The reasons people request MAID are more varied than many assume. Pain and physical suffering are significant, but they are not always the primary driver. Data from British Columbia found that about 60% of patients cited illness-related suffering (pain, nausea, and similar symptoms) as one of their top two reasons. Nearly as many, around 53%, pointed to loss of control and independence. About 49% cited losing the ability to do activities that made life enjoyable and meaningful. And roughly 24% were motivated by fear of future suffering rather than what they were currently experiencing.

These numbers reveal that MAID requests are often about quality of life and autonomy as much as they are about physical pain. For many patients, the prospect of progressive dependence, loss of dignity, or losing the ability to engage in life on their own terms weighs as heavily as any symptom.

Healthcare Providers Can Decline

No physician is forced to participate in MAID. Conscientious objection is recognized across jurisdictions, meaning doctors and other healthcare workers can refuse involvement based on personal, moral, or religious beliefs. Some providers also decline due to concerns about legal ambiguity or fear of litigation, particularly in situations where a patient’s family members might disagree with the decision.
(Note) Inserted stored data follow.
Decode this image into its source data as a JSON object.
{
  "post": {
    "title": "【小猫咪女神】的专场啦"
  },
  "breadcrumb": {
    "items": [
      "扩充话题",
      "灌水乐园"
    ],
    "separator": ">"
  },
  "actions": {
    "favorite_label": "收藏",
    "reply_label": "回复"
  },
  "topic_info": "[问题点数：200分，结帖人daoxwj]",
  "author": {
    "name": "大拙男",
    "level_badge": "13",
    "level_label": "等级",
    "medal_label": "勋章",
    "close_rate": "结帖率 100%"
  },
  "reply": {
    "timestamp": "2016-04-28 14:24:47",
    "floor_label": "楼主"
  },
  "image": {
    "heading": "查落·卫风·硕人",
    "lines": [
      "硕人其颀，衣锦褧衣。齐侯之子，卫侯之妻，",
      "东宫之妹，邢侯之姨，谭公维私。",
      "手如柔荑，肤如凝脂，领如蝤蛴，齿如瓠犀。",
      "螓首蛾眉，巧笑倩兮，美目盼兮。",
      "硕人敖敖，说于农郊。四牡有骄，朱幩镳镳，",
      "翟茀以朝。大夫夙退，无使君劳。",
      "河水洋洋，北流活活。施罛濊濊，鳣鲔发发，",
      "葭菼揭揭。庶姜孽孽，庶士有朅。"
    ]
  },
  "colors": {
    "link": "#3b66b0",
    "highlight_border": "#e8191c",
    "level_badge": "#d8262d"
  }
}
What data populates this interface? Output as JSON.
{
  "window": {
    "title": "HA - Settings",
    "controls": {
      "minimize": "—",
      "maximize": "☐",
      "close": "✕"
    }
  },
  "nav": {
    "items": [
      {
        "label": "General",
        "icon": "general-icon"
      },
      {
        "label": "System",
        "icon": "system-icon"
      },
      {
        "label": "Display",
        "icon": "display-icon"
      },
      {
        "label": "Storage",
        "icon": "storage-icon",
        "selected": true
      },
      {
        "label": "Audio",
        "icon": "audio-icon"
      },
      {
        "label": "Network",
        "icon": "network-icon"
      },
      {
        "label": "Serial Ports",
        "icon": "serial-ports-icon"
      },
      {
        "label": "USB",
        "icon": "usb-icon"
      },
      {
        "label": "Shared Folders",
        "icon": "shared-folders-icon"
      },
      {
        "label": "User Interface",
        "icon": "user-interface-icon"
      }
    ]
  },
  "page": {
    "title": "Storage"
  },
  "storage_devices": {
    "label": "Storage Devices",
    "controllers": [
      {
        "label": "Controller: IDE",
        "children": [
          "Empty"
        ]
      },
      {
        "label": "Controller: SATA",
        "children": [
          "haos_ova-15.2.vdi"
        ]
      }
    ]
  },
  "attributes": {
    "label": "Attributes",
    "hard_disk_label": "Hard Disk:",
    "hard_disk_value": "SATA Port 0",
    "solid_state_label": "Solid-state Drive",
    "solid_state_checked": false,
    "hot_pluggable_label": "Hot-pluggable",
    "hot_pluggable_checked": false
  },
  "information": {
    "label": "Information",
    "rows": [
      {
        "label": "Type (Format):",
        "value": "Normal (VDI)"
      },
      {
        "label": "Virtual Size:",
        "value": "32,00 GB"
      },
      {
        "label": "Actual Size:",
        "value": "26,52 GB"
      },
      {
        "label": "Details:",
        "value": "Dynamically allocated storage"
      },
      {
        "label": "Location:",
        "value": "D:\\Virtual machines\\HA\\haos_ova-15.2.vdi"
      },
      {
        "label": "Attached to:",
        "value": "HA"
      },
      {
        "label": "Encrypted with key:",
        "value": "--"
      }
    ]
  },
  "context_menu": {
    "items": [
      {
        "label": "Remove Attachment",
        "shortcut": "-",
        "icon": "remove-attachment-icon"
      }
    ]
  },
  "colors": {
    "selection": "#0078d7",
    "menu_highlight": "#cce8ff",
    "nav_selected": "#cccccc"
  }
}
Refusal to participate does not mean abandoning the patient. When a provider declines, the expectation in most legal frameworks is that they refer the patient to another clinician willing to assess or provide MAID, so that the patient’s access is not blocked. The balance these laws try to strike is protecting the conscience of individual providers while ensuring patients can still exercise their legal rights.

Cost and Coverage

In self-administered aid in dying, the primary cost is the prescription medication itself. Out-of-pocket costs for the lethal dose vary but are generally in the range of a few hundred to around $3,000, depending on the specific drug combination prescribed and local pharmacy pricing. Some states have seen significant price increases for commonly used medications. Insurance coverage is inconsistent: some private insurers and state Medicaid programs cover the prescription, while others do not. Medicare does not explicitly cover aid-in-dying prescriptions, though hospice benefits that often accompany end-of-life care are covered.

In Canada, where MAID is clinician-administered and part of the public healthcare system, there is no direct cost to the patient. The medications and the clinician’s time are covered through provincial health insurance.